The Oilwell Basin is grim and industrial with ancient machinery everywhere and oil pools that catch fire when you're not looking. The Rompopolo hunt introduces Guardian monsters and these are bio-engineered creatures created by a long-dead civilization called Wyveria. Guardians look like regular monsters but have this metallic sheen and they don't drop normal carves so you get Guardian materials instead. This is also where the Dragontorch is revealed as an ancient energy source that powers the entire Forbidden Lands ecosystem. The story starts getting genuinely interesting here and I found myself actually watching cutscenes which never happened in World. That says something about the writing quality.

The Final Stretch: Arkveld and Zoh Shia

Arkveld is the White Wraith Nata's been talking about and it's a Guardian wyvern that broke its programming and went rogue. Absorbing energy from other monsters through chain-like appendages.
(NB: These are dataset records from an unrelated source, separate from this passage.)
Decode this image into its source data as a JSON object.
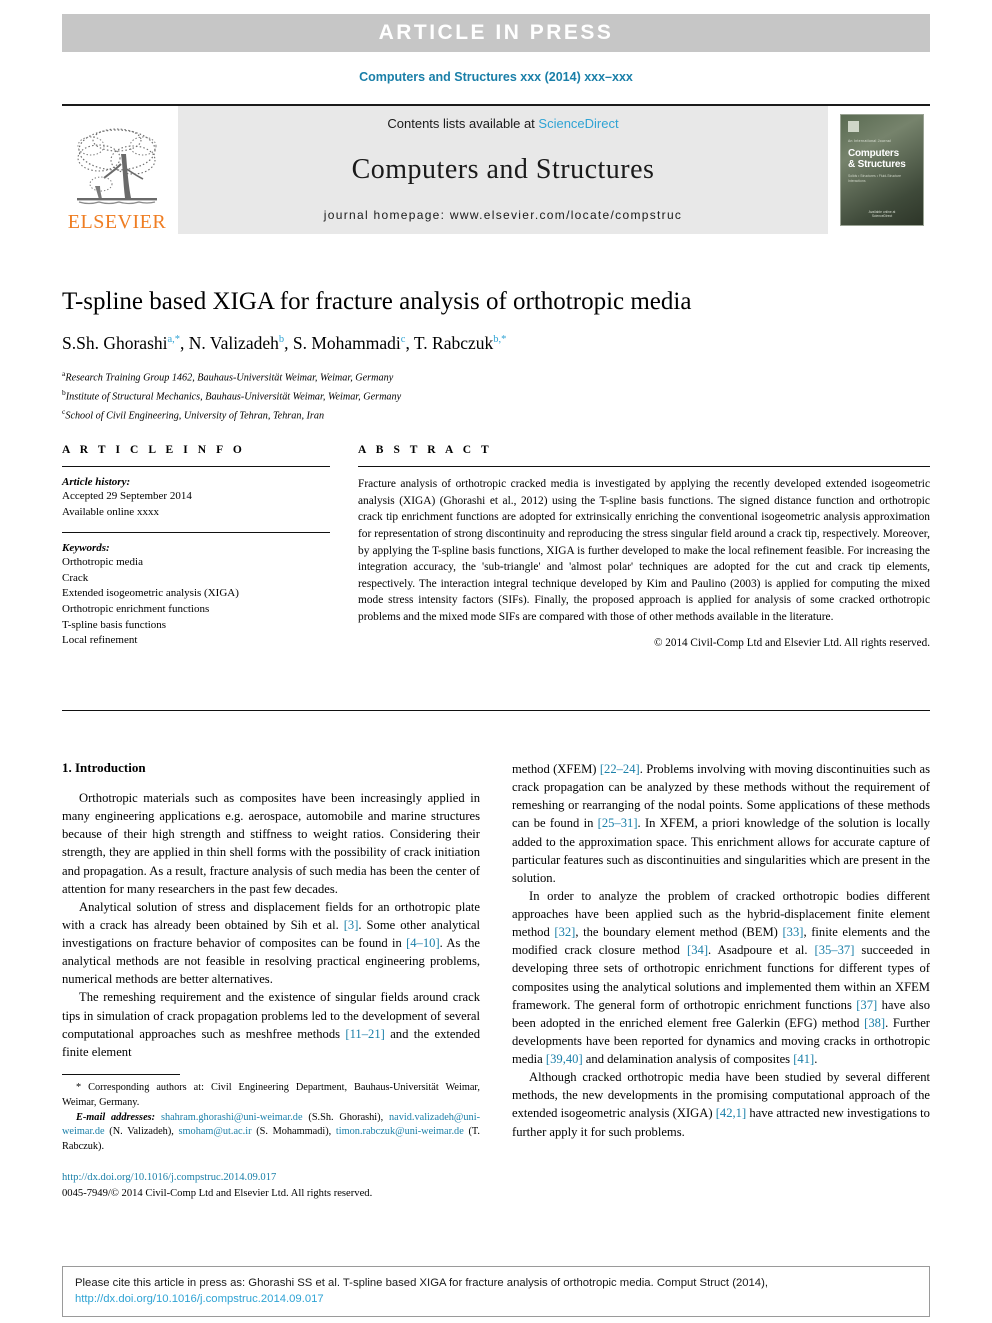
{
  "banner": {
    "text": "ARTICLE  IN  PRESS"
  },
  "running_head": "Computers and Structures xxx (2014) xxx–xxx",
  "masthead": {
    "contents_prefix": "Contents lists available at ",
    "sciencedirect": "ScienceDirect",
    "journal_name": "Computers and Structures",
    "homepage": "journal homepage: www.elsevier.com/locate/compstruc",
    "publisher_wordmark": "ELSEVIER",
    "cover": {
      "kicker": "An International Journal",
      "title_line1": "Computers",
      "title_line2": "& Structures",
      "subtitle": "Solids • Structures • Fluid-Structure Interactions",
      "footer_line1": "Available online at",
      "footer_line2": "ScienceDirect"
    }
  },
  "article": {
    "title": "T-spline based XIGA for fracture analysis of orthotropic media",
    "authors": [
      {
        "name": "S.Sh. Ghorashi",
        "marks": "a,*"
      },
      {
        "name": "N. Valizadeh",
        "marks": "b"
      },
      {
        "name": "S. Mohammadi",
        "marks": "c"
      },
      {
        "name": "T. Rabczuk",
        "marks": "b,*"
      }
    ],
    "affiliations": [
      {
        "mark": "a",
        "text": "Research Training Group 1462, Bauhaus-Universität Weimar, Weimar, Germany"
      },
      {
        "mark": "b",
        "text": "Institute of Structural Mechanics, Bauhaus-Universität Weimar, Weimar, Germany"
      },
      {
        "mark": "c",
        "text": "School of Civil Engineering, University of Tehran, Tehran, Iran"
      }
    ]
  },
  "article_info": {
    "heading": "A R T I C L E    I N F O",
    "history_label": "Article history:",
    "history_lines": [
      "Accepted 29 September 2014",
      "Available online xxxx"
    ],
    "keywords_label": "Keywords:",
    "keywords": [
      "Orthotropic media",
      "Crack",
      "Extended isogeometric analysis (XIGA)",
      "Orthotropic enrichment functions",
      "T-spline basis functions",
      "Local refinement"
    ]
  },
  "abstract": {
    "heading": "A B S T R A C T",
    "text": "Fracture analysis of orthotropic cracked media is investigated by applying the recently developed extended isogeometric analysis (XIGA) (Ghorashi et al., 2012) using the T-spline basis functions. The signed distance function and orthotropic crack tip enrichment functions are adopted for extrinsically enriching the conventional isogeometric analysis approximation for representation of strong discontinuity and reproducing the stress singular field around a crack tip, respectively. Moreover, by applying the T-spline basis functions, XIGA is further developed to make the local refinement feasible. For increasing the integration accuracy, the 'sub-triangle' and 'almost polar' techniques are adopted for the cut and crack tip elements, respectively. The interaction integral technique developed by Kim and Paulino (2003) is applied for computing the mixed mode stress intensity factors (SIFs). Finally, the proposed approach is applied for analysis of some cracked orthotropic problems and the mixed mode SIFs are compared with those of other methods available in the literature.",
    "copyright": "© 2014 Civil-Comp Ltd and Elsevier Ltd. All rights reserved."
  },
  "introduction": {
    "section_title": "1. Introduction",
    "left_paragraphs": [
      "Orthotropic materials such as composites have been increasingly applied in many engineering applications e.g. aerospace, automobile and marine structures because of their high strength and stiffness to weight ratios. Considering their strength, they are applied in thin shell forms with the possibility of crack initiation and propagation. As a result, fracture analysis of such media has been the center of attention for many researchers in the past few decades."
    ],
    "p2_a": "Analytical solution of stress and displacement fields for an orthotropic plate with a crack has already been obtained by Sih et al. ",
    "p2_r1": "[3]",
    "p2_b": ". Some other analytical investigations on fracture behavior of composites can be found in ",
    "p2_r2": "[4–10]",
    "p2_c": ". As the analytical methods are not feasible in resolving practical engineering problems, numerical methods are better alternatives.",
    "p3_a": "The remeshing requirement and the existence of singular fields around crack tips in simulation of crack propagation problems led to the development of several computational approaches such as meshfree methods ",
    "p3_r1": "[11–21]",
    "p3_b": " and the extended finite element",
    "right_p1_a": "method (XFEM) ",
    "right_p1_r1": "[22–24]",
    "right_p1_b": ". Problems involving with moving discontinuities such as crack propagation can be analyzed by these methods without the requirement of remeshing or rearranging of the nodal points. Some applications of these methods can be found in ",
    "right_p1_r2": "[25–31]",
    "right_p1_c": ". In XFEM, a priori knowledge of the solution is locally added to the approximation space. This enrichment allows for accurate capture of particular features such as discontinuities and singularities which are present in the solution.",
    "right_p2_a": "In order to analyze the problem of cracked orthotropic bodies different approaches have been applied such as the hybrid-displacement finite element method ",
    "right_p2_r1": "[32]",
    "right_p2_b": ", the boundary element method (BEM) ",
    "right_p2_r2": "[33]",
    "right_p2_c": ", finite elements and the modified crack closure method ",
    "right_p2_r3": "[34]",
    "right_p2_d": ". Asadpoure et al. ",
    "right_p2_r4": "[35–37]",
    "right_p2_e": " succeeded in developing three sets of orthotropic enrichment functions for different types of composites using the analytical solutions and implemented them within an XFEM framework. The general form of orthotropic enrichment functions ",
    "right_p2_r5": "[37]",
    "right_p2_f": " have also been adopted in the enriched element free Galerkin (EFG) method ",
    "right_p2_r6": "[38]",
    "right_p2_g": ". Further developments have been reported for dynamics and moving cracks in orthotropic media ",
    "right_p2_r7": "[39,40]",
    "right_p2_h": " and delamination analysis of composites ",
    "right_p2_r8": "[41]",
    "right_p2_i": ".",
    "right_p3_a": "Although cracked orthotropic media have been studied by several different methods, the new developments in the promising computational approach of the extended isogeometric analysis (XIGA) ",
    "right_p3_r1": "[42,1]",
    "right_p3_b": " have attracted new investigations to further apply it for such problems."
  },
  "footnote": {
    "corresponding_mark": "*",
    "corresponding_text": " Corresponding authors at: Civil Engineering Department, Bauhaus-Universität Weimar, Weimar, Germany.",
    "email_label": "E-mail addresses:",
    "emails": [
      {
        "address": "shahram.ghorashi@uni-weimar.de",
        "owner": " (S.Sh. Ghorashi), "
      },
      {
        "address": "navid.valizadeh@uni-weimar.de",
        "owner": " (N. Valizadeh), "
      },
      {
        "address": "smoham@ut.ac.ir",
        "owner": " (S. Mohammadi), "
      },
      {
        "address": "timon.rabczuk@uni-weimar.de",
        "owner": " (T. Rabczuk)."
      }
    ],
    "doi": "http://dx.doi.org/10.1016/j.compstruc.2014.09.017",
    "issn_line": "0045-7949/© 2014 Civil-Comp Ltd and Elsevier Ltd. All rights reserved."
  },
  "cite_box": {
    "text": "Please cite this article in press as: Ghorashi SS et al. T-spline based XIGA for fracture analysis of orthotropic media. Comput Struct (2014), ",
    "link": "http://dx.doi.org/10.1016/j.compstruc.2014.09.017"
  },
  "colors": {
    "banner_bg": "#c6c6c6",
    "link_blue": "#1a7fa8",
    "accent_blue": "#2fa3d4",
    "elsevier_orange": "#ef7d22"
  }
}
The first Arkveld fight is a repel mission and you can't kill it so don't try and don't burn your items like I did because I went through everything and accomplished nothing. Just survive and deal enough damage to trigger the cutscene. The second fight is the real thing in a massive underground arena and its moveset changes as it absorbs different elements. Watch the chain color and break the wing chains early and the fight gets noticeably easier once they're broken. Not easy but manageable and that's enough.

Zoh Shia is the final boss and it's an artificial monster created by Wyveria to protect the Dragontorch dormant for over a thousand years. Three phases. Phase one is standard stuff with dodging and hitting legs and looking for head openings and you'll get through fine. Phase two activates crystal armor and every attack creates delayed explosions that catch early dodgers. Phase three the arena becomes a hazard zone as Zoh Shia unleashes full Dragontorch energy and there are siege weapons you absolutely should use. The Dragonator does massive damage if you bait Zoh Shia toward it and the quest completes when you break the core on its chest. Can't capture it by the way so don't waste trap tools. Learned that one the hard way and I'm still annoyed about it.

And after the credits roll, High Rank unlocks and that's a whole different conversation but take the victory lap because you earned it. The real game is just getting started and honestly the post-credits content is where Wilds shines brightest and there's a bunch more to cover but I'll save that for another guide though honestly there's stuff I'm probably forgetting but you'll figure it out as you go and that's the whole Monster Hunter experience.